Depuis son retour à la Maison-Blanche, l’administration Trump entend donner un coup d’arrêt aux énergies renouvelables. Le projet Equinor, au large de New York, avait été suspendu. Finalement, il va pouvoir reprendre.
Le projet éolien Equinor va finalement reprendre
L’administration Trump vient de lever le gel qui entravait le projet éolien offshore Empire Wind 1, piloté par le groupe norvégien Equinor. Ce chantier d’envergure, suspendu brutalement un mois plus tôt, renaît soudainement avec l’assentiment du président Donald Trump lui-même. Sur le papier : 54 turbines, 810 mégawatts, une alimentation prévue pour 500 000 foyers new-yorkais. Des chiffres qui pèsent lourd, autant pour le climat que pour les ambitions économiques d’un État en quête de transition écologique.
Selon les précisions d’Equinor, le projet est évalué à 2,5 milliards de dollars, soit environ 2,25 milliards d’euros. Situé à 24 kilomètres au sud de Long Island, il est censé devenir le tout premier parc éolien offshore à alimenter directement la ville de New York.
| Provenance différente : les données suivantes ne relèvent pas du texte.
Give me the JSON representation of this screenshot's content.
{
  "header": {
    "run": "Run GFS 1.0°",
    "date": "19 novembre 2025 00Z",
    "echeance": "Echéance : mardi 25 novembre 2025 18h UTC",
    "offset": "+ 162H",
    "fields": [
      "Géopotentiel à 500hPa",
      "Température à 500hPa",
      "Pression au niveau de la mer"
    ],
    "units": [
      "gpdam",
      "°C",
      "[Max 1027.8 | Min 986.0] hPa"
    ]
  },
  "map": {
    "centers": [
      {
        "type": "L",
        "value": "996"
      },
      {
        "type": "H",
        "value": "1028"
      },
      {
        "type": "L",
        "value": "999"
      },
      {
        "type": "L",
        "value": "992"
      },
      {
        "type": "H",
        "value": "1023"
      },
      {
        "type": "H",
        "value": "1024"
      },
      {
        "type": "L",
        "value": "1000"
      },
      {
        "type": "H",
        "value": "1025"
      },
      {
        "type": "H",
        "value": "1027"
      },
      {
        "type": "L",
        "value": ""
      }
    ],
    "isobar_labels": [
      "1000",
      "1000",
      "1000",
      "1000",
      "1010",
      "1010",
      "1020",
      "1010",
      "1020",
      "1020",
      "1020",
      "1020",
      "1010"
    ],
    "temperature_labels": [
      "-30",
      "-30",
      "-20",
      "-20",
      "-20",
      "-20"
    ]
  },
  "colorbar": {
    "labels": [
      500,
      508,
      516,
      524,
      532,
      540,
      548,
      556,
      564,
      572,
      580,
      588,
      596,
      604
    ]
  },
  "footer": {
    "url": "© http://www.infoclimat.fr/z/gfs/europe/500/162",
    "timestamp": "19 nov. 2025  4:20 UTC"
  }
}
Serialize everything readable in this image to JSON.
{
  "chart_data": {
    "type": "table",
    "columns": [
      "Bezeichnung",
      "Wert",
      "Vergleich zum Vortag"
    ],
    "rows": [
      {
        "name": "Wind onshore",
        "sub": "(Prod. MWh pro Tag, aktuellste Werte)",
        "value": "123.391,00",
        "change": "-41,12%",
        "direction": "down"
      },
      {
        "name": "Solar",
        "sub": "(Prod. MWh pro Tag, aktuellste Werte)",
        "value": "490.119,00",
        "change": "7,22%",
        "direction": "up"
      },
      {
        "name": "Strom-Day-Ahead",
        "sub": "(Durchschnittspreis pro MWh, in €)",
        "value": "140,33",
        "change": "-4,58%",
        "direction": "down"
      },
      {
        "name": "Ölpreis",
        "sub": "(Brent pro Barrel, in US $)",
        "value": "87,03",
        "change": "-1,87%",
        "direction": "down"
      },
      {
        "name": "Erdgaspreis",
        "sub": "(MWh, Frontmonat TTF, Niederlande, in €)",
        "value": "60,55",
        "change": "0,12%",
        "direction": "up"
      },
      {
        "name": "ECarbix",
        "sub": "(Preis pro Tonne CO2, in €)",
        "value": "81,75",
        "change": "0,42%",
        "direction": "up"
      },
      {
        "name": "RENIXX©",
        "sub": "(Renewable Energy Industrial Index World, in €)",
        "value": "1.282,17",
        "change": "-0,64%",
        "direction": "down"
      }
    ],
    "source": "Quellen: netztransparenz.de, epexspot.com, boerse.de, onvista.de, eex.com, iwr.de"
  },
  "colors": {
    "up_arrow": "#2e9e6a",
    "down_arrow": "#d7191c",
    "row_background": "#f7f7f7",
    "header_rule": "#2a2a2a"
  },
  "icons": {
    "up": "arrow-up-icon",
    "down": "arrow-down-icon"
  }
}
Le début de la production d’électricité est prévu pour 2027, à condition que l’administration de la Maison-Blanche ne change pas d’avis entre-temps.
Un blocage politique à la hache, un revirement à la hâte
C’est Doug Burgum, secrétaire américain à l’Intérieur, qui avait signé l’arrêt brutal des travaux à la mi-avril 2025, invoquant une absence d’analyse suffisante menée par l’équipe de l’ex-président Biden. En creux, une attaque politique contre une orientation jugée trop favorable aux énergies vertes. Ce gel avait aussitôt plongé Equinor dans l’incertitude.
Ce n’était pas un bluff. Les pertes, estimées à 50 millions de dollars par semaine, menaçaient directement la viabilité du chantier. L’annonce surprise de Donald Trump, levant le moratoire sans explication formelle du Département de l’Intérieur, s’inscrit donc dans la longue liste des nombreux retournements de situation imprévus.
La gouverneure démocrate de New York, Kathy Hochul, a salué le geste présidentiel, allant jusqu’à qualifier Empire Wind de « projet critique » pour l’emploi et l’environnement. « L’avenir économique de New York sera alimenté par une énergie abondante et propre qui aidera nos foyers et nos entreprises à prospérer », a-t-elle affirmé. Du côté d’Equinor, Anders Opedal, PDG du groupe, s’est félicité de pouvoir « reprendre la construction d’Empire Wind, un projet qui souligne notre engagement à fournir de l’énergie tout en soutenant les économies locales et en créant des emplois ».